Amcrest Battery Pack with USB and PD (Power Delivery)
Lets start with disclosures: Amcrest posts regularly about offering to provide manufacturer rebates or reimbursement if you purchase something and reach out to them to request be eligible to be part of that. I had a project coming along and needed larger battery pack to test. I figured I could combine things. So if all works out, I get to keep this battery pack and hopefully be reimbursed for telling you about what I did and why its good for your phones and devices, but, its tricky for other things…
I’ll explain more at the end.
The Battery Pack
I was most interested in the pack because of the detailed power usage and available charge in an easy to ready LED layout. Other than that the plastic case isn’t flimsy and doesn’t flex. The battery pack feels very solid in the hand and is snapped together without seeing any screws or tabs or clips. It’s shape is inline with with the Samsung S10 or the iPhone X I have. So carrying the phone and the charger together when walking or moving from portable location to portable location kept it in grip while its a large pack – it was easily handled.
The weight is on par with similarly sized and capacity battery packs and it is remember multiple time multiple charges pack; you’re capable of maintaining a few devices for charging so the weight is warranted. The ability to share power with multiple devices at a time makes it great for a family backseat as well (our car doesn’t have rear USB or outlets for the back seat folks. It barely has that upfront now that I think of it). The pack simply fits in a lot of bags and carry on cases for gear – its shape just works in pouches and bags. You barely know its there.
Charging; Geeky Numbers and Testers
We have to assume that all of these little monitors have a percent error and also the little USB testers also have a similar calibration struggle. I had no interest in making it perfect or proving it was off while also I just wanted to know was it close enough to believe.

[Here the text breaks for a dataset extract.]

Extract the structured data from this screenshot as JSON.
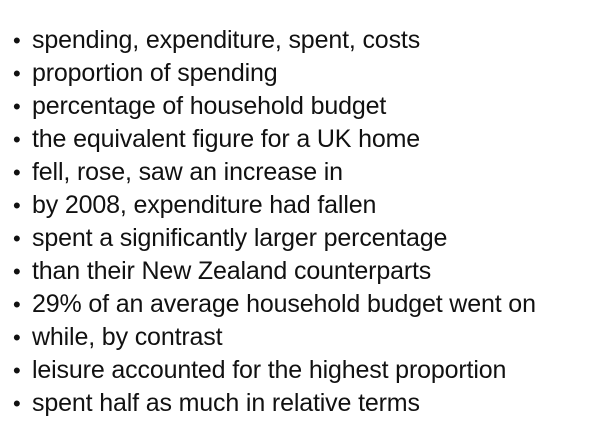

The result is that yes, their LED read out is certainly believable.
The Amcrest 26800mAh battery pack confirmed PD mode for both iphone X, iPhone XR, Samsung S10 and works almost perfectly in mix mode for charging devices. It is totally capable and the “Almost Perfectly” is better explained below. If you’re charging devices, phones, tablets and such – it’s golden.
Charging and temperatures didn’t create any concerns. Things are gonna get hot when the charge or discharge voltage like this and the battery pack is of no exception to that. The heat doesn’t appear to bleed into the battery cell compartment area which is a very good thing and it wasn’t hot enough to hurt – but you can feel it. It’s warm to the touch.
When timing the charge from the absolutely discharged to fully charged, using a PD charger as mentioned, I was unable to obtain the full charge in 6hrs.
Simple Conclusion – I like it for the Phones and Tablets.
Overall this pack has been used over a week and it’s seen ice skating rinks, car rides, beach trips and the backyard. It’s price does seem inline with many packs and it does offer more than most with this LED read out. This is a NON-Affiliate link to Amazon to see for yourself – https://www.amazon.com/gp/product/B08XDH5XN9/ref=ppx_yo_dt_b_asin_title_o06_s00?ie=UTF8&psc=1
Simple Caveat; Voltage Drop on Special Situations
The Amcrest battery pack cannot sustain the 5v output on the USB-A ports when connecting an additional device to the secondary USB-A port. If a device is connected to the open USB-A port – the 5v output will drop and it seems to drop below the a threshold for RasPi 4, RasPi 3, the Hak5 WiFi Pineapple Mark 5 and Mark 7. The battery pack quickly recovers, however what’s been done is the possibility of data loss or card/flash corruption. I am disappointed in this experience – the capacity of the battery pack is there. This is NOT a limit on the pack of batteries but the circuitry running the USB Voltage control and regulation. I am not sure if the circuit resets or if its just a power drop.
With that said, I originally thought I could use this battery pack to power RasP 4’s in order to continue a build out of what is called “War Driving” which is a practice of documenting WiFi Access Point Names and their GPS location. The issue is that sometimes I want to pull the MicroSD Card and swap files – that requires a power down and power up of the device and doing so would impact the other device running.
War Driving /WiFi Monitoring & Camera Batteries
The Amcrest USB C Power Bank at 26800mAh sustained solid performance on booted and remaining running devices. The Hak5 WiFi Pineapples (old and new version) worked perfectly with the battery pack as long I plugged them in and left them plugged in.
The Amcrest USB C Power Bank at 26800mAh also kept up with the power requirements for the RasPi’s as long as they remained running and weren’t unplugged.
Finally, in an unexpected twist – I had forgotten to charge batteries for my camera. While this might just be the least expected use of this Amcrest USB C Power Bank at 26800mAh it did indeed get the batteries charged in time to be able to take some photos. In a 35 min drive it got the camera batteries which were very low to a significant charge in time to get some use out of the camera.
After another week or two of use I will come back and update this page with any other tests or scenarios I had to use this pack for – however for now – its the top use battery pack in the travel bin for then we hit the road or head to the beach to keep things charged and running.